The saying “practice makes perfect,” typically applied to humans, is also an excellent principle for robots operating in new and unfamiliar environments.
Imagine a robot arriving at a warehouse with the skills it was trained on, such as placing an object, but now needing to pick items from an unfamiliar shelf. Initially, the robot struggles as it must adapt to its new environment. To improve, it must identify which aspects of its skills need enhancement and then specialize in refining those actions.
While a human could manually program the robot to optimize its performance, researchers from MIT’s Computer Science and Artificial Intelligence Laboratory (CSAIL) and The AI Institute have developed a more efficient approach. Their “Estimate, Extrapolate, and Situate” (EES) algorithm, presented at the Robotics: Science and Systems Conference, allows robots to independently practice and improve their skills, potentially enhancing their performance in factories, homes, and hospitals.
The study is available on the arXiv preprint server.
Assessing the Situation
To enhance a robot’s skills, such as floor sweeping, the EES algorithm uses a vision system to monitor and track the robot’s surroundings. It estimates how well the robot performs a given action (like sweeping) and evaluates whether additional practice would be beneficial. The algorithm predicts the robot’s performance improvements if it refines the skill and then proceeds with practice. The vision system verifies the accuracy of each attempt.
EES could be valuable in various settings, including hospitals, factories, homes, or coffee shops. For instance, a robot cleaning a living room would need practice in tasks like sweeping. According to Nishanth Kumar SM ’24 and his colleagues, EES can help the robot improve with minimal human intervention, using just a few practice trials.
“Initially, we questioned whether specialization could be achieved with a reasonable number of samples on a real robot,” says Kumar, co-lead author of the study, Ph.D. student in electrical engineering and computer science, and CSAIL affiliate.
“Now, we have an algorithm that allows robots to significantly improve at specific tasks with just tens or hundreds of data points, compared to the thousands or millions typically required by conventional reinforcement learning algorithms.”
Demonstrating Improvement
EES’s efficiency was demonstrated using Boston Dynamics’ Spot quadruped during trials at The AI Institute. The robot, equipped with an arm, successfully completed manipulation tasks after just a few hours of practice. In one instance, the robot learned to place a ball and ring on a slanted table in about three hours. In another case, it improved its ability to sweep toys into a bin in approximately two hours. These results represent a significant improvement over previous methods, which would have required more than 10 hours per task.
“We aimed to enable the robot to independently gather experience and identify the most effective strategies for its deployment,” says co-lead author Tom Silver SM ’20, Ph.D. ’24, an electrical engineering and computer science alumnus and CSAIL affiliate who is now an assistant professor at Princeton University.
“By focusing on what the robot already knows, we sought to determine which skills would be most beneficial to practice at any given time.”
While EES shows promise for autonomous practice in new environments, it currently has limitations. For example, the researchers used low tables to simplify object visibility for the robot and 3D-printed an attachable handle to make the brush easier for Spot to handle. The robot faced challenges in detecting some items and misidentified object locations, leading to these issues being counted as failures.
Future Directions
The researchers believe that combining real and simulated practice could accelerate skill development further. They aim to refine EES to reduce latency and overcome imaging delays experienced during trials. Future work may involve developing algorithms that manage practice sequences more effectively rather than simply selecting skills to refine.
“Enabling robots to autonomously learn is both highly useful and challenging,” says Danfei Xu, an assistant professor at Georgia Tech and research scientist at NVIDIA AI, who was not involved in the study.

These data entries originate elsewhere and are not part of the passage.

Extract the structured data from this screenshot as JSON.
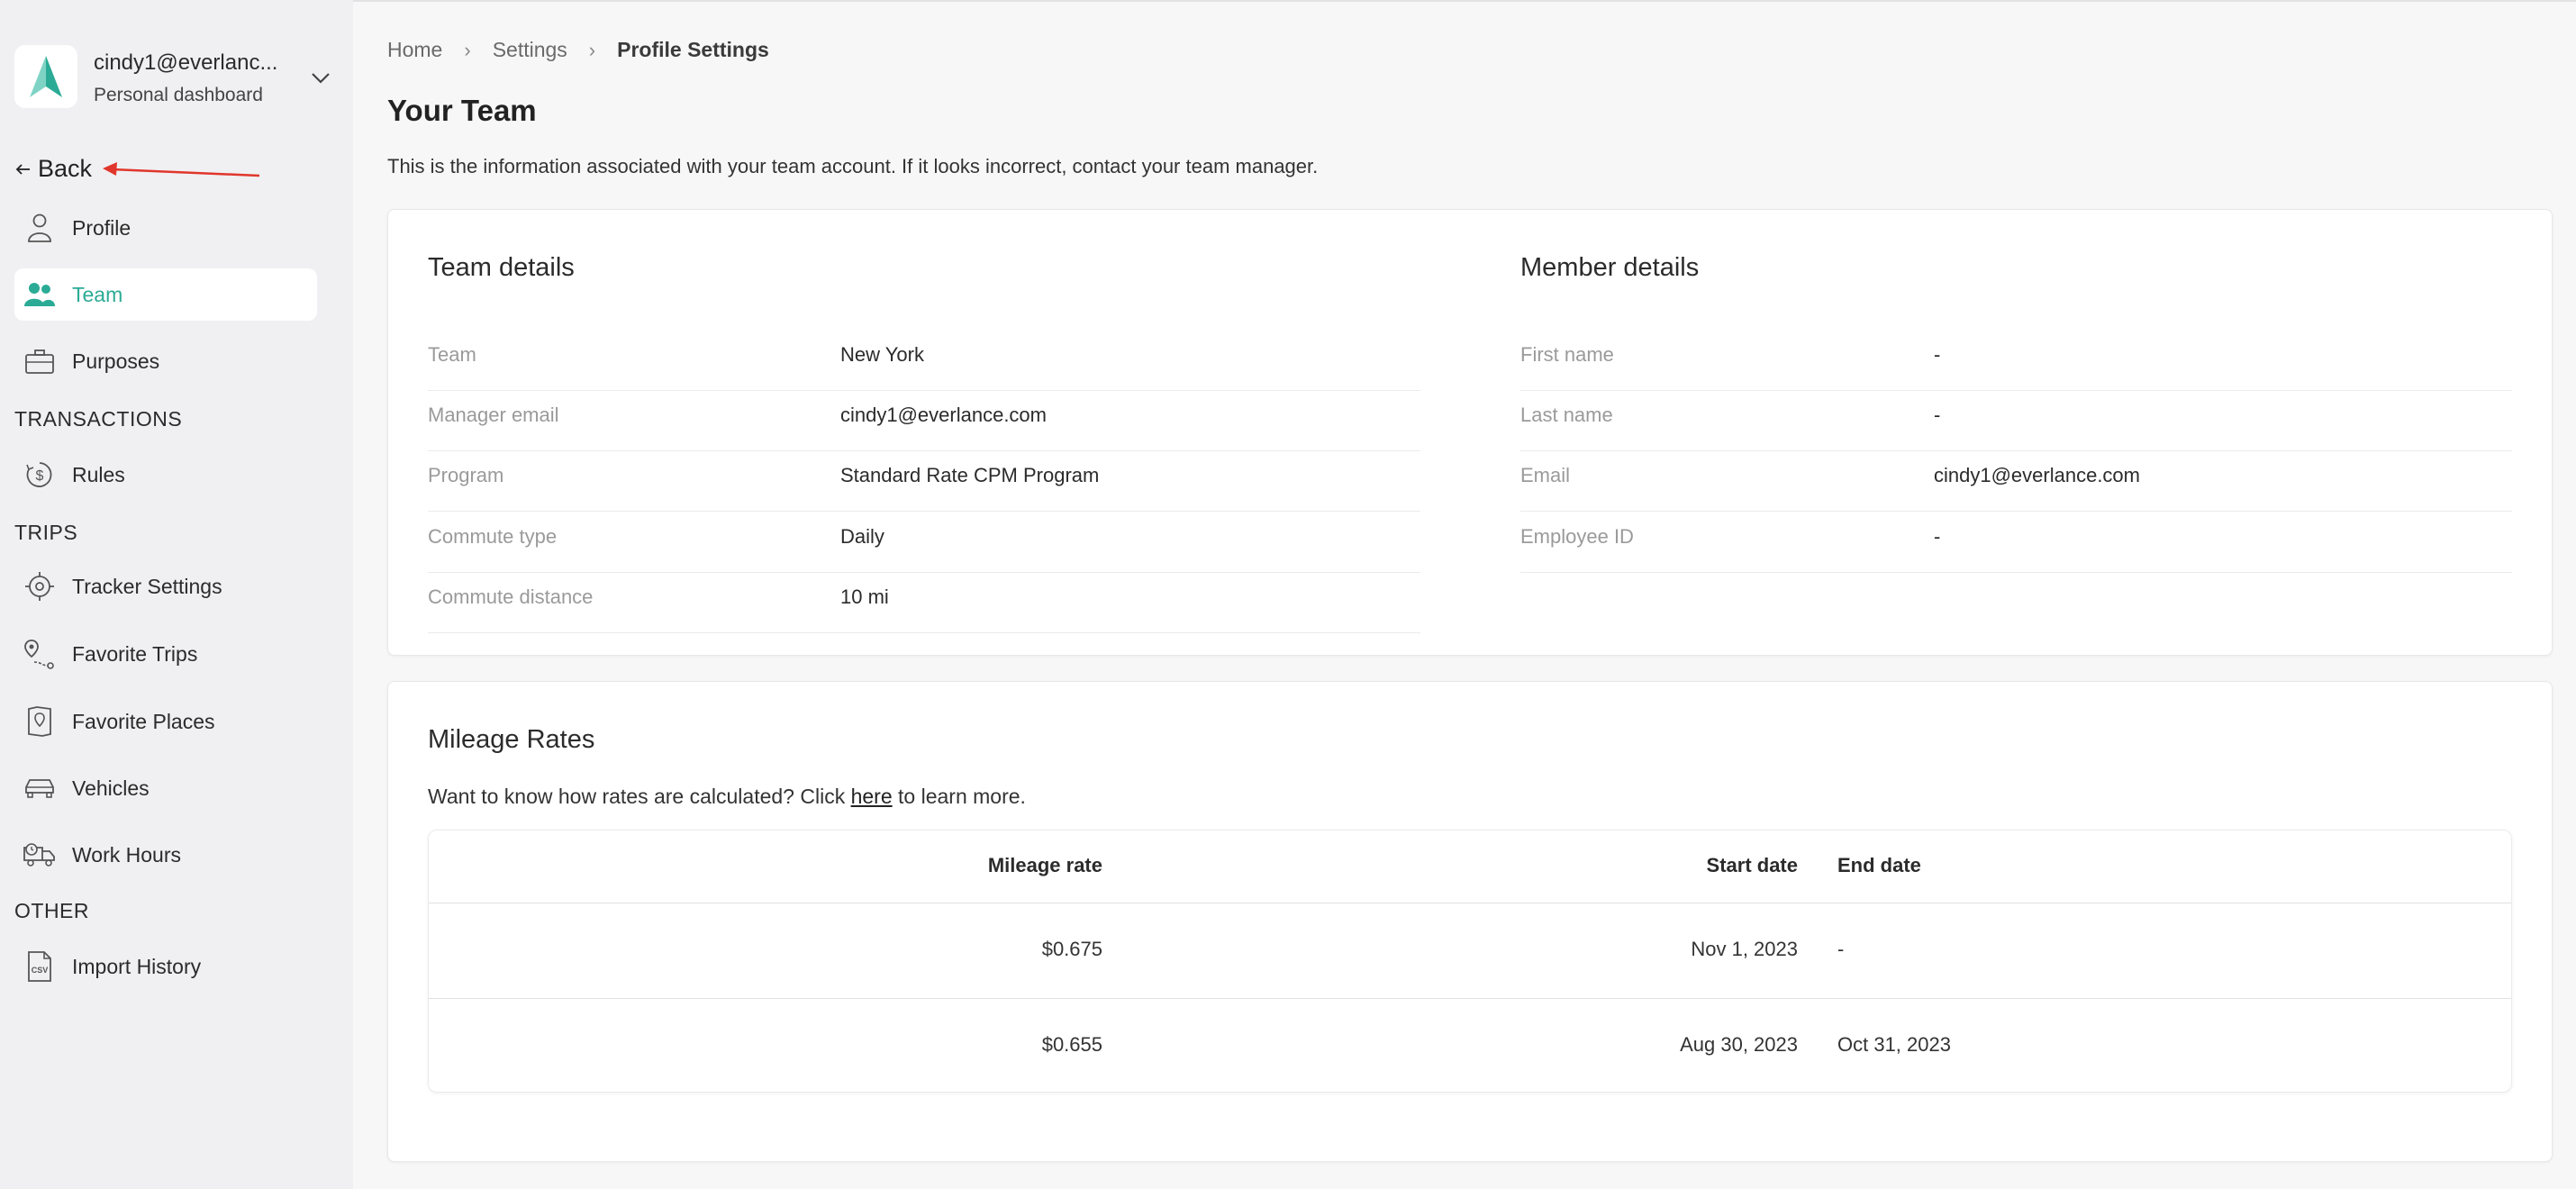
{
  "account": {
    "email": "cindy1@everlanc...",
    "subtitle": "Personal dashboard"
  },
  "back_label": "Back",
  "nav": {
    "profile": "Profile",
    "team": "Team",
    "purposes": "Purposes",
    "section_transactions": "TRANSACTIONS",
    "rules": "Rules",
    "section_trips": "TRIPS",
    "tracker_settings": "Tracker Settings",
    "favorite_trips": "Favorite Trips",
    "favorite_places": "Favorite Places",
    "vehicles": "Vehicles",
    "work_hours": "Work Hours",
    "section_other": "OTHER",
    "import_history": "Import History"
  },
  "breadcrumb": {
    "home": "Home",
    "settings": "Settings",
    "current": "Profile Settings"
  },
  "page": {
    "title": "Your Team",
    "description": "This is the information associated with your team account. If it looks incorrect, contact your team manager."
  },
  "team_details": {
    "heading": "Team details",
    "rows": [
      {
        "label": "Team",
        "value": "New York"
      },
      {
        "label": "Manager email",
        "value": "cindy1@everlance.com"
      },
      {
        "label": "Program",
        "value": "Standard Rate CPM Program"
      },
      {
        "label": "Commute type",
        "value": "Daily"
      },
      {
        "label": "Commute distance",
        "value": "10 mi"
      }
    ]
  },
  "member_details": {
    "heading": "Member details",
    "rows": [
      {
        "label": "First name",
        "value": "-"
      },
      {
        "label": "Last name",
        "value": "-"
      },
      {
        "label": "Email",
        "value": "cindy1@everlance.com"
      },
      {
        "label": "Employee ID",
        "value": "-"
      }
    ]
  },
  "mileage_rates": {
    "heading": "Mileage Rates",
    "desc_before": "Want to know how rates are calculated? Click ",
    "desc_link": "here",
    "desc_after": " to learn more.",
    "columns": {
      "rate": "Mileage rate",
      "start": "Start date",
      "end": "End date"
    },
    "rows": [
      {
        "rate": "$0.675",
        "start": "Nov 1, 2023",
        "end": "-"
      },
      {
        "rate": "$0.655",
        "start": "Aug 30, 2023",
        "end": "Oct 31, 2023"
      }
    ]
  },
  "colors": {
    "accent": "#2bab95",
    "annotation_arrow": "#e0362c"
  }
}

“In the future, home robots will be sold to a variety of households and expected to perform diverse tasks. Pre-programming every potential task is impractical, so robots must learn on the job. However, allowing robots to explore and learn without guidance can be slow and may lead to unintended results.
“The research by Silver and his team introduces an algorithm that enables robots to practice autonomously and systematically, representing a significant step toward developing home robots that can continuously improve and adapt.”
Silver and Kumar’s co-authors include The AI Institute researchers Stephen Proulx and Jennifer Barry, as well as CSAIL members Linfeng Zhao, Willie McClinton, and professors Leslie Pack Kaelbling and Tomás Lozano-Pérez. Their work was supported by The AI Institute, the U.S. National Science Foundation, the U.S. Air Force Office of Scientific Research, the U.S. Office of Naval Research, the U.S. Army Research Office, and MIT Quest for Intelligence, with high-performance computing resources provided by the MIT SuperCloud and Lincoln Laboratory Supercomputing Center.